複雑・ファジー小説

Re: *番外編*とある魔女の日記 ( No.57 )
日時: 2013/08/05 21:21
名前: アルビ ◆kCyuLGo0Xs (ID: I/L1aYdT)

*2話

-*-*-*-

▽月*日

あの子が産まれて、もう12年がたった。思えばここまであっという間だったわ。……あの時に見た予知夢と、あの子の姿がどんどん重なってくる。

  失いたく ない。

◆月◎日

あたしは決心した。
予知夢の日は、おそらく今日。あの子は以前魔女狩りの濡れ衣からかばった、あの人間の友達のために魔女狩りに捕まる。
そんなことはさせない。

あたしの予知夢を外すには、「運命の輪」をねじ曲げればいい。でもそれを行うと、あたしは生きられなくなる。
あの子を独りにするのは辛いけど……
この天才美女魔導師の自慢の娘だもの、生活に心配はないわね。

最後に、もしこの日記を見つけたら。













愛しているわ、あたしの娘  アリス

ママより

-*-*-*-

僕は、最後の文章——母から娘へのメッセージを読み終わって、手にしたその古い日記を閉じた。
ここは宿屋の一室。窓からは昇ったばかりの朝日が差し込んでいる。
そろそろアリスも起きるころだろう。

「おはよー……あんた相変わらず早いわねぇ」
「おはようございます、アリス。……あの、寝起きで失礼ですが質問をしてもよろしいでしょうか?」
「んー?何よ」

僕はアリスに尋ねた。

「アリス、あなたのご両親の髪の色は何色でしたか?」
「また朝っぱらから変な質問ね?そうね……ママはブラウンだったわよ。
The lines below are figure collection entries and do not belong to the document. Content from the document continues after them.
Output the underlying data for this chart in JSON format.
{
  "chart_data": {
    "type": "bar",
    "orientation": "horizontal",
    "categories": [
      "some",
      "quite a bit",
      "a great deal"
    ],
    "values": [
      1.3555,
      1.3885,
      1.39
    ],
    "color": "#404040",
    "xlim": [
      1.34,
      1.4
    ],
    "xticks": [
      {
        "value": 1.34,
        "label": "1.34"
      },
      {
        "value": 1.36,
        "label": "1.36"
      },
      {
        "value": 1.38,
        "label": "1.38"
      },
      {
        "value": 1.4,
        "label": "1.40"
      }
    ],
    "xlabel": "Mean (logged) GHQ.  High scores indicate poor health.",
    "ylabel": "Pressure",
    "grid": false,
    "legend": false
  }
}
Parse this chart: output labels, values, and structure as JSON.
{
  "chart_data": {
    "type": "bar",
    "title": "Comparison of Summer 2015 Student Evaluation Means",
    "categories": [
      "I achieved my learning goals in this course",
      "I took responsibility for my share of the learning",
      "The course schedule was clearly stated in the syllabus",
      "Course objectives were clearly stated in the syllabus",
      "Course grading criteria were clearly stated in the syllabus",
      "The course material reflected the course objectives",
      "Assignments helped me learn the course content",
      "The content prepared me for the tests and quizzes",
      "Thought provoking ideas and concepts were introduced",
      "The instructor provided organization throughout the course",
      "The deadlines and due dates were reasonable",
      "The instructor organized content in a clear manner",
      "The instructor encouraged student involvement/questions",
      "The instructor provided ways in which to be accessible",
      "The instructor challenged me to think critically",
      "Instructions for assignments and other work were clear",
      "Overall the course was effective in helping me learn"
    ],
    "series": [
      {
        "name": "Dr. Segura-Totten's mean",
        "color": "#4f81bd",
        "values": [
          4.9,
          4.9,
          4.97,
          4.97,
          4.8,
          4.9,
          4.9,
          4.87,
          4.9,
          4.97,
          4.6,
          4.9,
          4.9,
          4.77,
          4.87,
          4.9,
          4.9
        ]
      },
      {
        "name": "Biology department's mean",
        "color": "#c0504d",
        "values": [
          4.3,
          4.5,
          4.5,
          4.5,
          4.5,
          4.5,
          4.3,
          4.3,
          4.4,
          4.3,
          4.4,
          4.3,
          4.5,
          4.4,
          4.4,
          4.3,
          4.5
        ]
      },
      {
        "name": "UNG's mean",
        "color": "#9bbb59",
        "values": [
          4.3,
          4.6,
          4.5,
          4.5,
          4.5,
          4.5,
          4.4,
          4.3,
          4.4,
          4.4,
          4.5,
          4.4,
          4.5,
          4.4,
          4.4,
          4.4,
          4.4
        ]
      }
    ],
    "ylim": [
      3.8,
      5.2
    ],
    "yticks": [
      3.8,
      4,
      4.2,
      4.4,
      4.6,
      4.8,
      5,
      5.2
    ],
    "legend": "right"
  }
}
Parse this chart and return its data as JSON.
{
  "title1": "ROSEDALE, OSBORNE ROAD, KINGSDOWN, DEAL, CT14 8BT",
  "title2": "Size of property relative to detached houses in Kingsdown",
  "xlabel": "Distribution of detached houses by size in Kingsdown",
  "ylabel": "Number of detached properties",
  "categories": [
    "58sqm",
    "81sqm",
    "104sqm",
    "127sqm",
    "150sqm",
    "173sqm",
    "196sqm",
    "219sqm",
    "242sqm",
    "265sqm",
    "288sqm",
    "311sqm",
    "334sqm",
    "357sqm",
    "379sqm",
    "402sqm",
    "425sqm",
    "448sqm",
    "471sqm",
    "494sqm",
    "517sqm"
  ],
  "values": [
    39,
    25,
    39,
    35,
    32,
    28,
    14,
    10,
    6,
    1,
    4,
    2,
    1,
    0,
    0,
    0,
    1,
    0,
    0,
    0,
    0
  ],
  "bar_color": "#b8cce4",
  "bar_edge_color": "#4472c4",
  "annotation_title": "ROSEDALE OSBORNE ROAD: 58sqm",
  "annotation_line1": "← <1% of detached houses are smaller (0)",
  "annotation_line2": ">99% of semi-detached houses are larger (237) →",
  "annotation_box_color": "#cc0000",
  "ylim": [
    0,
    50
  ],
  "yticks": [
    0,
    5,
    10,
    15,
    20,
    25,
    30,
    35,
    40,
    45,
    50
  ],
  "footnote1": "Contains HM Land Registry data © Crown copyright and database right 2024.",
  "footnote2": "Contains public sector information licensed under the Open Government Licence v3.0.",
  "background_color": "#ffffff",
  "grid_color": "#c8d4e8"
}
パパは写真でしか見たことないけど、あたしと同じ銀髪」
「なるほど。ではアリスの髪の色は、お父様譲りというわけですね」
「まあね。ママが生きてたころは、よく『あの人の色だわ』って撫でてもらったわねぇ」

懐かしい、とアリスは目を細めた。

「……んで、他人様の日記を勝手に読んだ言い訳は朝食をとりながら聞きましょうか?」
「申し訳ありませんでした。お詫びに朝食のデザートでもおごりますよ」
「いいわねっ♪早く行きましょ、ちょっと目をつけてたケーキがあったのよ!」

アリスは上機嫌で部屋を出ていった。
(まるで子供だな……。)
僕は苦笑しながらも後を追って行った。

*番外編おわり*

 参考資料:故人アイカシア=ニーフェの生前の日記より抜粋。

Re: 紅玉の魔女と召え魔の翼《オリキャラ募集中です!》 ( No.58 )
日時: 2013/08/05 14:37
名前: アルビ ◆kCyuLGo0Xs (ID: hH3N1CbI)  

*人物紹介*

*アイカシア(故人)

腰まであるチョコレートブラウンの髪、アリスと同じ紅玉の瞳。
本名「アイカシア=ニーフェ」
ニンフェウムの女性。他種族の銀髪の青年の妻で、未亡人だった。アリスの母親。
「運命の輪」をねじ曲げ、全世界においての大罪を犯してまで娘を護った。

後に成長したアリスが、蘇生魔法で生き返らせようかと持ちかけるも、
「これ以上大罪は犯せないわよ」
と笑って拒否したという。
生涯亡き夫と愛娘を愛した魔女。